Financial wellness programs also need to consistently engage participants. Financial Finesse’s 2018 Financial Wellness Year in Review report includes the results of a multi-year study focusing on 2,458 employees who regularly engaged with their employer’s financial wellness program in the five years between 2013 and 2018. The study found that the employees improved in all areas of financial planning—with the greatest level of improvement in retirement preparedness.
In 2013, 21% of participants said they were prepared for retirement. By 2018, that had jumped to 57%.
Other improvements included a 50% increase in average retirement plan deferral rates, from 6.3% to 9.4%. Average contributions to an HSA rose by 41%, from $934 to $1,319. The percentage of people who felt confident in their retirement strategy rose from 43% to 69%.
Dave Kilby, president of FinFit, agrees with all of the aforementioned developments in financial wellness programs and shares tips with PLANSPONSOR on how sponsors can make these improvements.
To create a financial wellness program that is personalized for each individual’s income, spending habits and long-term goals, all a sponsor needs to do is to analyze human resource and payroll data, Kilby says.

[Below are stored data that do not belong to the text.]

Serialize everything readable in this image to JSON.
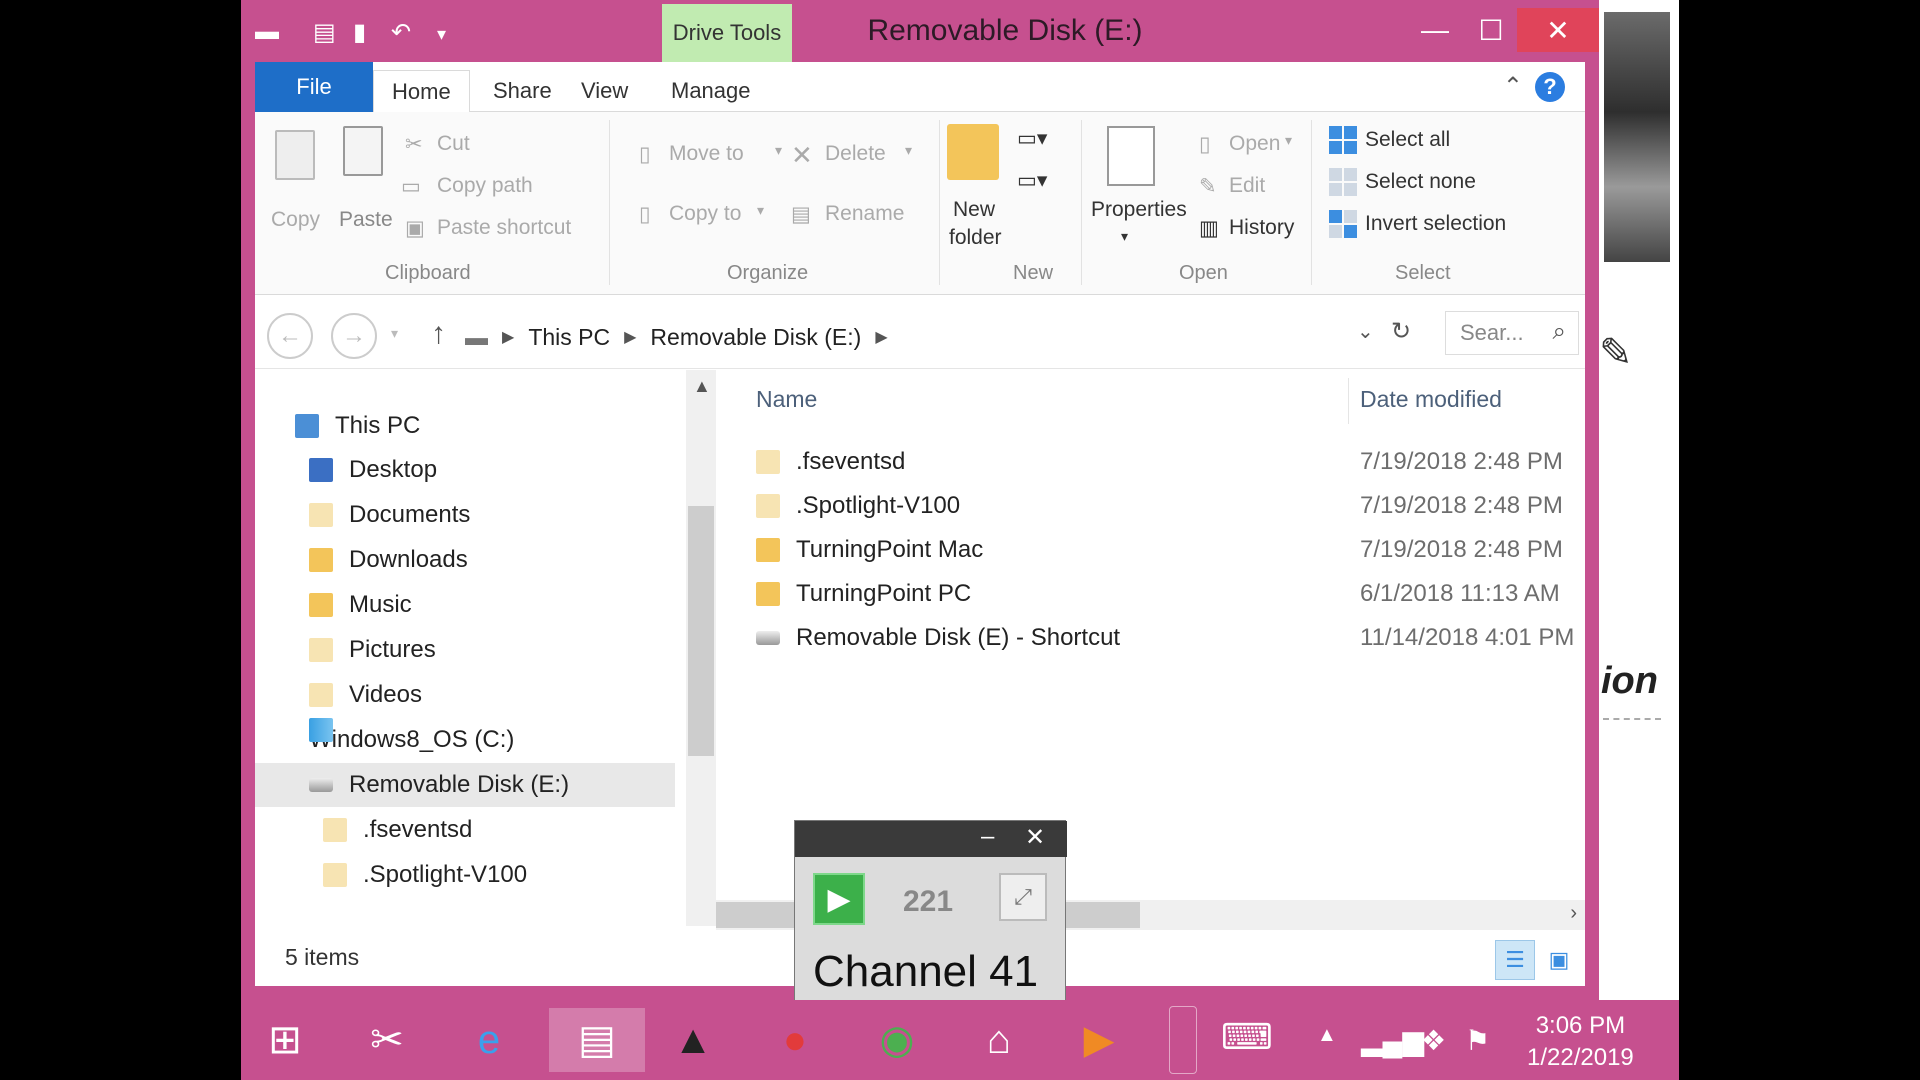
{
  "window": {
    "title": "Removable Disk (E:)",
    "context_tab": "Drive Tools",
    "accent": "#c6508f"
  },
  "ribbon": {
    "tabs": [
      "File",
      "Home",
      "Share",
      "View",
      "Manage"
    ],
    "clipboard": {
      "copy": "Copy",
      "paste": "Paste",
      "cut": "Cut",
      "copy_path": "Copy path",
      "paste_shortcut": "Paste shortcut",
      "label": "Clipboard"
    },
    "organize": {
      "move_to": "Move to",
      "copy_to": "Copy to",
      "delete": "Delete",
      "rename": "Rename",
      "label": "Organize"
    },
    "new": {
      "new_folder_line1": "New",
      "new_folder_line2": "folder",
      "label": "New"
    },
    "open": {
      "properties": "Properties",
      "open": "Open",
      "edit": "Edit",
      "history": "History",
      "label": "Open"
    },
    "select": {
      "select_all": "Select all",
      "select_none": "Select none",
      "invert": "Invert selection",
      "label": "Select"
    }
  },
  "address": {
    "crumbs": [
      "This PC",
      "Removable Disk (E:)"
    ],
    "search_placeholder": "Sear..."
  },
  "nav_pane": {
    "items": [
      {
        "label": "This PC",
        "icon": "computer-icon"
      },
      {
        "label": "Desktop",
        "icon": "desktop-folder-icon"
      },
      {
        "label": "Documents",
        "icon": "documents-folder-icon"
      },
      {
        "label": "Downloads",
        "icon": "downloads-folder-icon"
      },
      {
        "label": "Music",
        "icon": "music-folder-icon"
      },
      {
        "label": "Pictures",
        "icon": "pictures-folder-icon"
      },
      {
        "label": "Videos",
        "icon": "videos-folder-icon"
      },
      {
        "label": "Windows8_OS (C:)",
        "icon": "drive-icon"
      },
      {
        "label": "Removable Disk (E:)",
        "icon": "usb-drive-icon"
      },
      {
        "label": ".fseventsd",
        "icon": "folder-icon"
      },
      {
        "label": ".Spotlight-V100",
        "icon": "folder-icon"
      }
    ]
  },
  "file_list": {
    "columns": [
      "Name",
      "Date modified"
    ],
    "rows": [
      {
        "name": ".fseventsd",
        "date": "7/19/2018 2:48 PM",
        "icon": "folder-icon"
      },
      {
        "name": ".Spotlight-V100",
        "date": "7/19/2018 2:48 PM",
        "icon": "folder-icon"
      },
      {
        "name": "TurningPoint Mac",
        "date": "7/19/2018 2:48 PM",
        "icon": "folder-icon"
      },
      {
        "name": "TurningPoint PC",
        "date": "6/1/2018 11:13 AM",
        "icon": "folder-icon"
      },
      {
        "name": "Removable Disk (E) - Shortcut",
        "date": "11/14/2018 4:01 PM",
        "icon": "shortcut-icon"
      }
    ]
  },
  "status": {
    "count": "5 items"
  },
  "mini_window": {
    "number": "221",
    "channel": "Channel 41"
  },
  "taskbar": {
    "time": "3:06 PM",
    "date": "1/22/2019"
  },
  "background": {
    "partial_text": "ion"
  }
}
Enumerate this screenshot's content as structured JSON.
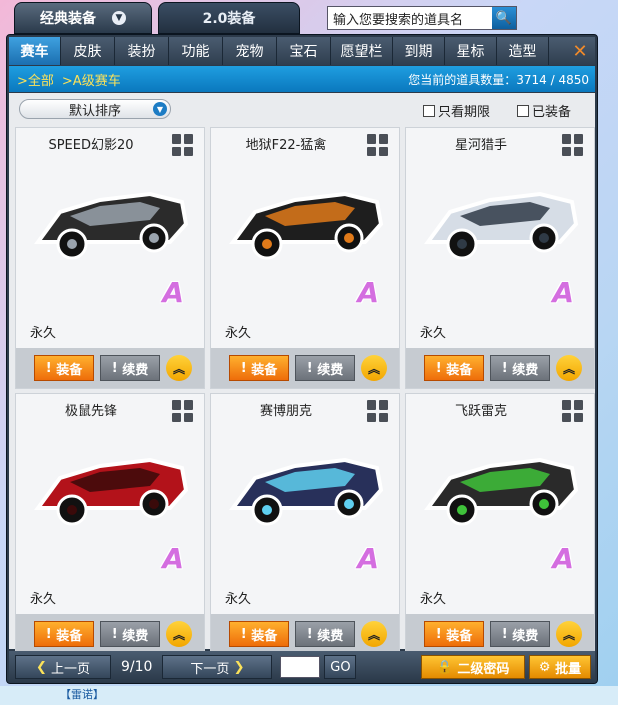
{
  "toptabs": {
    "classic": "经典装备",
    "v2": "2.0装备"
  },
  "search": {
    "placeholder": "输入您要搜索的道具名"
  },
  "categories": [
    "赛车",
    "皮肤",
    "装扮",
    "功能",
    "宠物",
    "宝石",
    "愿望栏",
    "到期",
    "星标",
    "造型"
  ],
  "crumb": {
    "all": ">全部",
    "sub": ">A级赛车",
    "count": "您当前的道具数量：3714 / 4850"
  },
  "sort": {
    "label": "默认排序"
  },
  "filters": {
    "expiring": "只看期限",
    "equipped": "已装备"
  },
  "cards": [
    {
      "name": "SPEED幻影20",
      "grade": "A",
      "duration": "永久",
      "color": "#2b2b2b",
      "accent": "#9aa3ad"
    },
    {
      "name": "地狱F22-猛禽",
      "grade": "A",
      "duration": "永久",
      "color": "#1e1e1e",
      "accent": "#e07a1a"
    },
    {
      "name": "星河猎手",
      "grade": "A",
      "duration": "永久",
      "color": "#d6dde6",
      "accent": "#2f3a46"
    },
    {
      "name": "极鼠先锋",
      "grade": "A",
      "duration": "永久",
      "color": "#b3121a",
      "accent": "#3a0a0a"
    },
    {
      "name": "赛博朋克",
      "grade": "A",
      "duration": "永久",
      "color": "#28305a",
      "accent": "#5fd0f0"
    },
    {
      "name": "飞跃雷克",
      "grade": "A",
      "duration": "永久",
      "color": "#2a2a2a",
      "accent": "#3fc23a"
    }
  ],
  "buttons": {
    "equip": "装备",
    "renew": "续费",
    "prev": "上一页",
    "next": "下一页",
    "go": "GO",
    "password": "二级密码",
    "batch": "批量"
  },
  "page": "9/10",
  "chat": "【雷诺】"
}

“The Financial Health Network, a great [resource], has defined what a successful financial wellness program should consist of,” Kilby says. “The four pillars they talk about are: plan, spend, save and borrow. Other financial wellness programs deal with individual silos. The Financial Health Network advocates a comprehensive approach to those four pillars in a financial wellness program that looks at each separate employee as an individual and drives behavioral change.”